EMBO J. 1991 May;10(5):1061-6. doi: 10.1002/j.1460-2075.1991.tb08045.x.
A transferrin-binding protein (TFBP) with an apparent molecular weight of 42 kd was purified from detergent-soluble membrane proteins of bloodstream forms of Trypanosoma brucei. The protein is not expressed in the insect-borne stage of the parasite's life-cycle. Purified TFBP can be converted from an amphiphilic to a hydrophilic form by cleavage with T.brucei glycosylphosphatidylinositol (GPI)-specific phospholipase C, demonstrating that the C-terminus is modified by a GPI-membrane anchor. The TFBP is encoded by an expression-site-associated gene [ESAG 6 in the nomenclature of Pays et al. (1989) Cell, 57, 835-845] which is under the control of the promoter transcribing the expressed variant surface glycoprotein gene. The possible function of TFBP as a receptor for the uptake of transferrin in bloodstream forms is discussed.

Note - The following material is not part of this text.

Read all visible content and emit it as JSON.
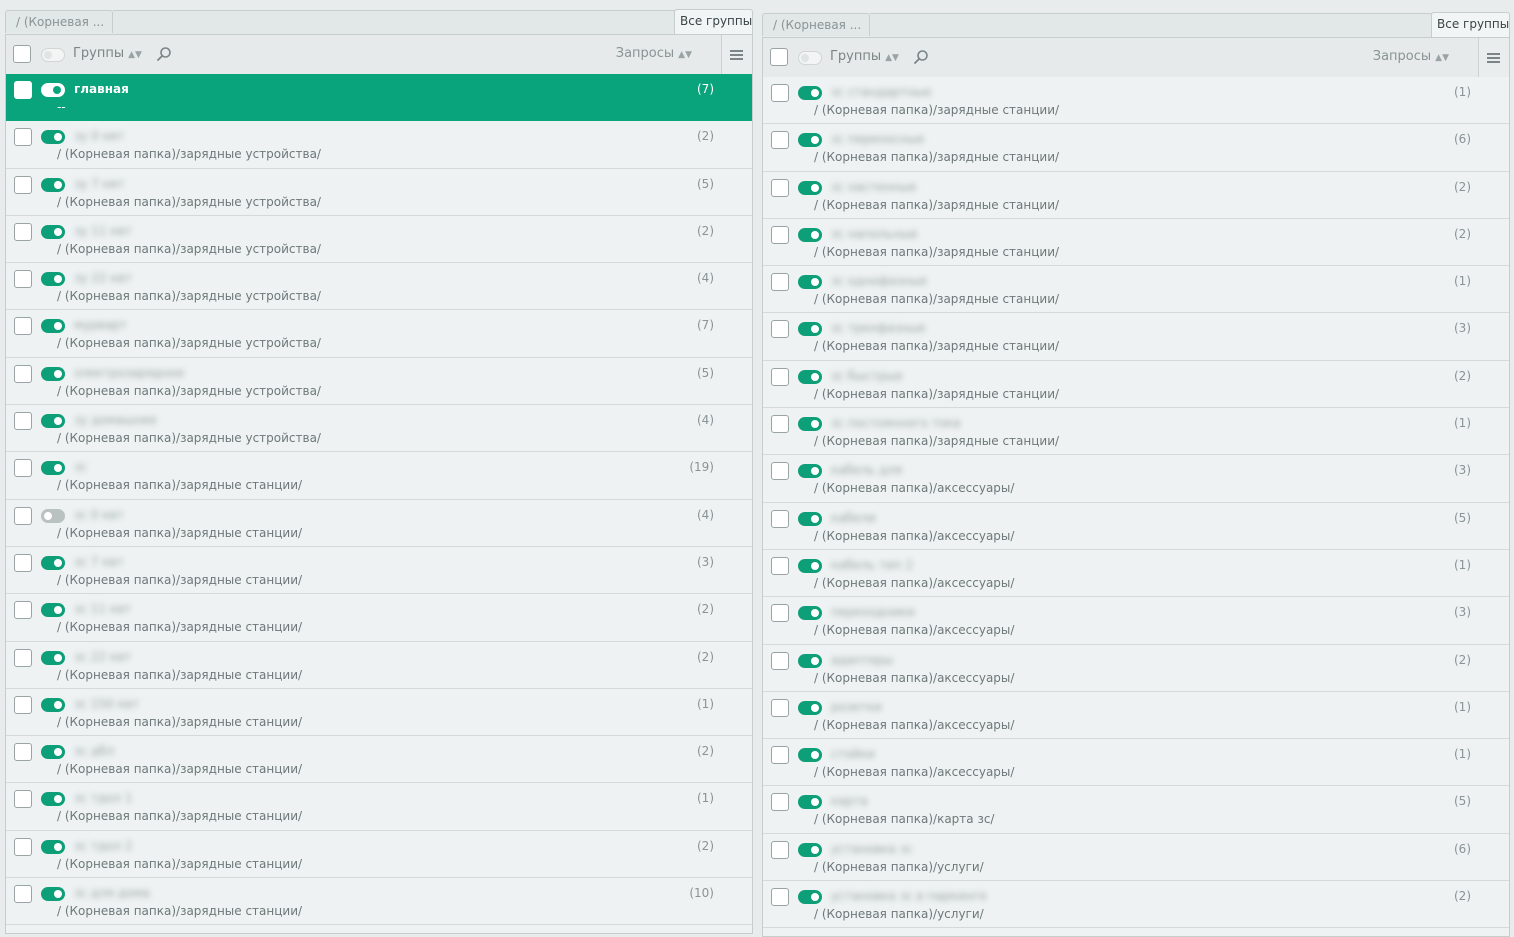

从布氏锥虫血流形式的去污剂可溶性膜蛋白中纯化出一种表观分子量为42kd的转铁蛋白结合蛋白(TFBP)。该蛋白在寄生虫生命周期的昆虫传播阶段不表达。纯化的TFBP可通过用布氏锥虫糖基磷脂酰肌醇(GPI)特异性磷脂酶C切割,从两亲形式转变为亲水形式,表明其C末端被GPI膜锚修饰。TFBP由一个表达位点相关基因编码[在Pays等人(1989年)《细胞》,57卷,835 - 845页的命名法中为ESAG 6],该基因受转录表达的可变表面糖蛋白基因的启动子控制。讨论了TFBP作为血流形式中转铁蛋白摄取受体的可能功能。